Julien with mushrooms.
Julien with mushrooms I always called very simply - baked mushrooms with cheese. And prepares it often enough, as many would say, "eyes closed", with no pomp of did not. Dish as a meal, and all that. Moreover, I've never done it in portioned cocotte, and always baked in a great shape, which then filed.
But one day, while visiting friends in the country revealed that like to eat, with everything, and the only store in the area has been closed. And since no one wanted to go, I had to cook from what it was.
And it was, I must say, quite a bit:
• pound mushrooms,
• hard cheese, about 200 grams,
• salt and vegetable oil. Ideally - a couple of tablespoons of thick cream, add the milk, or use it instead of drinking cream. I also have not proved to be ready, as you recall, at a very poor choice, but it turned still very tasty.

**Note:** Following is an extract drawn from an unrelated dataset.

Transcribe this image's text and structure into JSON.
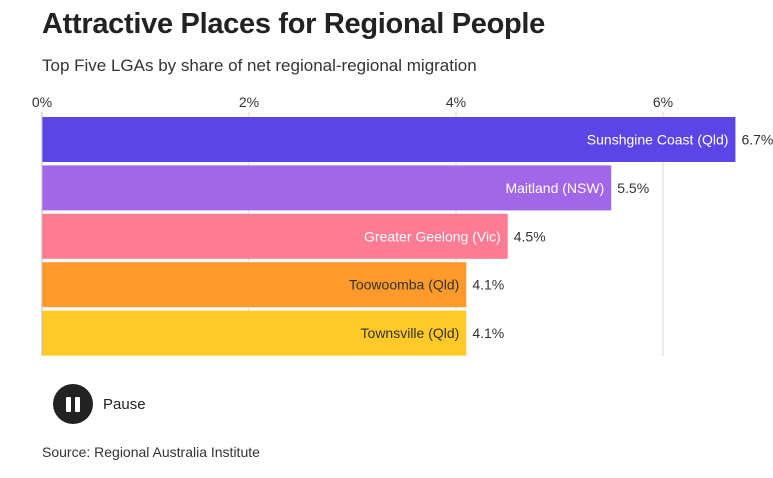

Onions clean and very finely chopped. But do not try to mechanize the process in a variety of electrical kitchen helpers: Onion let the juice, and then golden frying you will not ever achieve.

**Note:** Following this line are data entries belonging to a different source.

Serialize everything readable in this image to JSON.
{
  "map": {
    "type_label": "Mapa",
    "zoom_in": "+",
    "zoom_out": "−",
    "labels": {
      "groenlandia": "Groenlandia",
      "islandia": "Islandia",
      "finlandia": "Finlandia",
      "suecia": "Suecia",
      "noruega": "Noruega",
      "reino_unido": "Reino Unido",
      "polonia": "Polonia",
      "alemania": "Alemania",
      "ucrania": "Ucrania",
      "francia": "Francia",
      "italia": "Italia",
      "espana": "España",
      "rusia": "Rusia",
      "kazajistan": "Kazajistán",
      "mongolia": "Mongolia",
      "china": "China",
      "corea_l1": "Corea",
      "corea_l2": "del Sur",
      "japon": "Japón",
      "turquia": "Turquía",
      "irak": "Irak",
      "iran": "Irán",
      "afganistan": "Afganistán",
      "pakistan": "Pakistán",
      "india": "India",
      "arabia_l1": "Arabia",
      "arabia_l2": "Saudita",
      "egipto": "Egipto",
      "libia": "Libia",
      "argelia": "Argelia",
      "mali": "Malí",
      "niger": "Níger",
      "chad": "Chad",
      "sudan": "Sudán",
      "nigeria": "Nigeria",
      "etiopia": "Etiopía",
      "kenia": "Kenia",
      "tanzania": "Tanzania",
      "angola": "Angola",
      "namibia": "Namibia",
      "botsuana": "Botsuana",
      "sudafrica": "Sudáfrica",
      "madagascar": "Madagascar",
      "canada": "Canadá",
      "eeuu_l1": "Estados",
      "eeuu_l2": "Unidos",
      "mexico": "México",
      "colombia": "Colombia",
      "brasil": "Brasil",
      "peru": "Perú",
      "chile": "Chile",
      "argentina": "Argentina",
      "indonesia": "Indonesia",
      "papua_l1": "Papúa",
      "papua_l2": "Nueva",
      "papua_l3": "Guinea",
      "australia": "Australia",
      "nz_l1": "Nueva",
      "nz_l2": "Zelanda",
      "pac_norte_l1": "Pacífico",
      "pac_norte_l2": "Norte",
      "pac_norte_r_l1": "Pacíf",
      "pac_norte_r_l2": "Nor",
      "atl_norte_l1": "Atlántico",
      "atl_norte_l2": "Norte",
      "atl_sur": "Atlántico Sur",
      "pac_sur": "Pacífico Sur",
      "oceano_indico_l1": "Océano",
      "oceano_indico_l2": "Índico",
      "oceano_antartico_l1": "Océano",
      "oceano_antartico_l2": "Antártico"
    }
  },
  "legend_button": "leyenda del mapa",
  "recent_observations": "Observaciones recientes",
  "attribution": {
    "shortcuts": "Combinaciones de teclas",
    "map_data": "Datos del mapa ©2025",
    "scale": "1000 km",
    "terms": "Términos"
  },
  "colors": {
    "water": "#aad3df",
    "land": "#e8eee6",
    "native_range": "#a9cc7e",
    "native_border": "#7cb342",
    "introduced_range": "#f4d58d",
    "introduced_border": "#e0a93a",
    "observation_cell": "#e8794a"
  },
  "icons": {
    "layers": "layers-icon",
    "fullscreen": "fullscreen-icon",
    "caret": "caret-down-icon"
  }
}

Pour into the pan, two ... three tablespoons vegetable oil, heat it well, and then spread the onions. Several times to mix, fry it until it begins to acquire a golden color.
And until the onion gold, my mushrooms under running water and cut into thin slices.

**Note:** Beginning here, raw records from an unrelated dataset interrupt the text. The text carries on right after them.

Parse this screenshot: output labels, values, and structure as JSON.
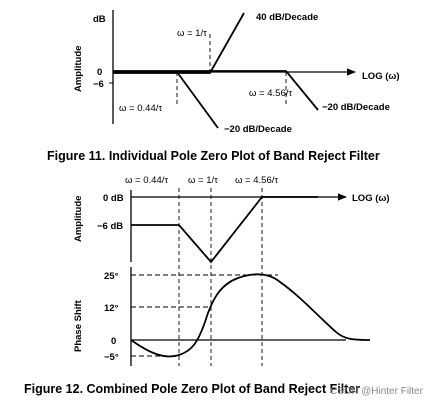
{
  "figure11": {
    "caption": "Figure 11.  Individual Pole Zero Plot of Band Reject Filter",
    "y_axis_title": "Amplitude",
    "y_unit": "dB",
    "tick_0": "0",
    "tick_neg6": "−6",
    "x_axis_label": "LOG (ω)",
    "w_044": "ω = 0.44/τ",
    "w_1": "ω = 1/τ",
    "w_456": "ω = 4.56/τ",
    "slope_plus40": "40 dB/Decade",
    "slope_minus20_a": "−20 dB/Decade",
    "slope_minus20_b": "−20 dB/Decade"
  },
  "figure12": {
    "caption": "Figure 12.  Combined Pole Zero Plot of Band Reject Filter",
    "amp_axis_title": "Amplitude",
    "phase_axis_title": "Phase Shift",
    "tick_0db": "0 dB",
    "tick_neg6db": "−6 dB",
    "x_axis_label": "LOG (ω)",
    "w_044": "ω = 0.44/τ",
    "w_1": "ω = 1/τ",
    "w_456": "ω = 4.56/τ",
    "tick_25": "25°",
    "tick_12": "12°",
    "tick_0": "0",
    "tick_neg5": "−5°"
  },
  "watermark": "CSDN @Hinter Filter"
}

We spread the mushrooms to the onions in the pan, and stir. Stand out a lot of water, so do not fry under the lid on medium heat. So they not only protushatsya, but the main liquid simply evaporates.
Cheese rub on a coarse grater. In the semi-finished mushrooms (five ... seven minutes it will be enough)
And in a minute pour the warm milk. It boil? Salt, mix one last time and set aside reach.
To the maximum set to heat up the oven. Ideally - is equipped with a grill, because all the components of our Julien with mushrooms is fully ready, it remains only to bake. But if you do not have suitable small high skovorodochek - it does not matter. Make our julienne with mushrooms in small pots. Spread it
and three ... five minutes bake. We serve immediately, as it cools down quickly enough.
That's all wisdom, our julienne with mushrooms ready. Enjoy your appetite.